Intranasal midazolam as first-line inhospital treatment for status epilepticus: a pharmaco-EEG cohort study

Abstract

Objective: We sought to evaluate the efficacy and tolerability of intranasal midazolam (in-MDZ) as first-line inhospital therapy in patients with status epilepticus (SE) during continuous EEG recording.

Methods: Data on medical history, etiology and semiology of SE, anticonvulsive medication usage, efficacy and safety of in-MDZ were retrospectively reviewed between 2015 and 2018. Time to end of SE regarding the administration of in-MDZ and ß-band effects were analyzed on EEG and with frequency analysis.

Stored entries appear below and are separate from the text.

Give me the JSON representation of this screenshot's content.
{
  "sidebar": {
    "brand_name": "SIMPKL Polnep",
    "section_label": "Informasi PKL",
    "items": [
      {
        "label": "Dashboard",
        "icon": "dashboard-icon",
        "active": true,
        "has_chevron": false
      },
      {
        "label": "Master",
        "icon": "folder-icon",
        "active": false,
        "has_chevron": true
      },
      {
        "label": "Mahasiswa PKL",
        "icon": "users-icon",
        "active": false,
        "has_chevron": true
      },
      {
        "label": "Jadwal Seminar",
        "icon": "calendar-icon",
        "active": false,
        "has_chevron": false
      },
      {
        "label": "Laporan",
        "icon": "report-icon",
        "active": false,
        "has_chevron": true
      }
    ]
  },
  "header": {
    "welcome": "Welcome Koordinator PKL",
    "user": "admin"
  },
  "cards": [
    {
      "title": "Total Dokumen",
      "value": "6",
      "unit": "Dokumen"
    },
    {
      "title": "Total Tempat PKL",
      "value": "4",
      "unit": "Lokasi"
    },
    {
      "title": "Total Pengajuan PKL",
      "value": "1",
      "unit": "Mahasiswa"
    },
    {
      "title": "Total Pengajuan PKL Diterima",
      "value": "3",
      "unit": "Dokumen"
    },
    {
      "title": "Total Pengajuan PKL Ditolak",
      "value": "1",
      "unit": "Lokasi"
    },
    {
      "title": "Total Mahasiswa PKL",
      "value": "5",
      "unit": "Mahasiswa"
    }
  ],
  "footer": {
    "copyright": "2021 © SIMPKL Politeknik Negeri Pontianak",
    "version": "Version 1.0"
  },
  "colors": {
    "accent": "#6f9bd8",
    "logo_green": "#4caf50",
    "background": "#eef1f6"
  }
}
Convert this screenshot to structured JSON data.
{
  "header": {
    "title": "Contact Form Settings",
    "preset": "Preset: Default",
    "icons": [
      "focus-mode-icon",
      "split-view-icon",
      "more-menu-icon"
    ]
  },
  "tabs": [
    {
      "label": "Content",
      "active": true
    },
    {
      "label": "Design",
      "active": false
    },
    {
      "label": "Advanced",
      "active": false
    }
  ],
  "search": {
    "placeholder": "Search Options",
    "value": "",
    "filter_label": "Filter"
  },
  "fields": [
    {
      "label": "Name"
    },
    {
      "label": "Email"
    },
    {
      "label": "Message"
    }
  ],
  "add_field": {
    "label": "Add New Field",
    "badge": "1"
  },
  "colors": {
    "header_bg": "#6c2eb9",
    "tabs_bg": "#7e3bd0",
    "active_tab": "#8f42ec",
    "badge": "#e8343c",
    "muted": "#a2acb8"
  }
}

Results: In total, 42 patients (mean age: 52.7 ± 22.7 years; 23 females) were treated with a median dose of 5 mg of in-MDZ (range: 2.5-15 mg, mean: 6.4 mg, SD: 2.6) for SE. The majority of the patients suffered from nonconvulsive SE (n = 24; 55.8%). In total, 24 (57.1%) patients were responders, as SE stopped following the administration of in-MDZ without any other drugs being given. On average, SE ceased on EEG at 05:05 (minutes:seconds) after the application of in-MDZ (median: 04:56; range: 00:29-14:53; SD:03:13). Frequency analysis showed an increased ß-band on EEG after the application of in-MDZ at 04:07 on average (median: 03:50; range: 02:20-05:40; SD: 01:09). Adverse events were recorded in six patients (14.3%), with nasal irritations present in five (11.9%) and prolonged sedation occurring in one (2.6%) patient.

Conclusions: This pharmaco-EEG-based study showed that in-MDZ is effective and well-tolerated for the acute treatment of SE. EEG and clinical effects of in-MDZ administration occurred within 04:07 and 5:05 on average. Intranasal midazolam appears to be an easily applicable and rapidly effective alternative to buccal or intramuscular application as first-line treatment if an intravenous route is not available.

Figure 1

Kaplan–Meier graph showing the time from in‐MDZ application to the cessation of SE in patients rated as responders and nonresponders to in‐MDZ. In three cases rated as nonresponders, other anticonvulsants such as lorazepam, brivaracetam, or lacosamide were given prior to the end of SE.

Figure 2

Beta‐band power increase in one example subject that had the least amount of noise. Beta‐band power increase is visible within a narrow band (18–25 Hz), starting 4 min after in‐MDZ application.

Figure 3

(A) Quantification of the signal increase over the whole frequency band (1‐30) Hz. For this, we calculated the relative change ([time_after MDZ – time_before MDZ]/ time_before MDZ) and plotted this relative change. The average increase in beta‐band power was 15.7%, the maximum increase was found at 21Hz at 18.3%. (B) Quantification of the beta‐band increase over time. The beta‐band power increase starts at 4.5 min after in‐MDZ application. It then stays on a plateau for about 3 min (until 7.5 min after in‐MDZ application) and diminishes back to baseline.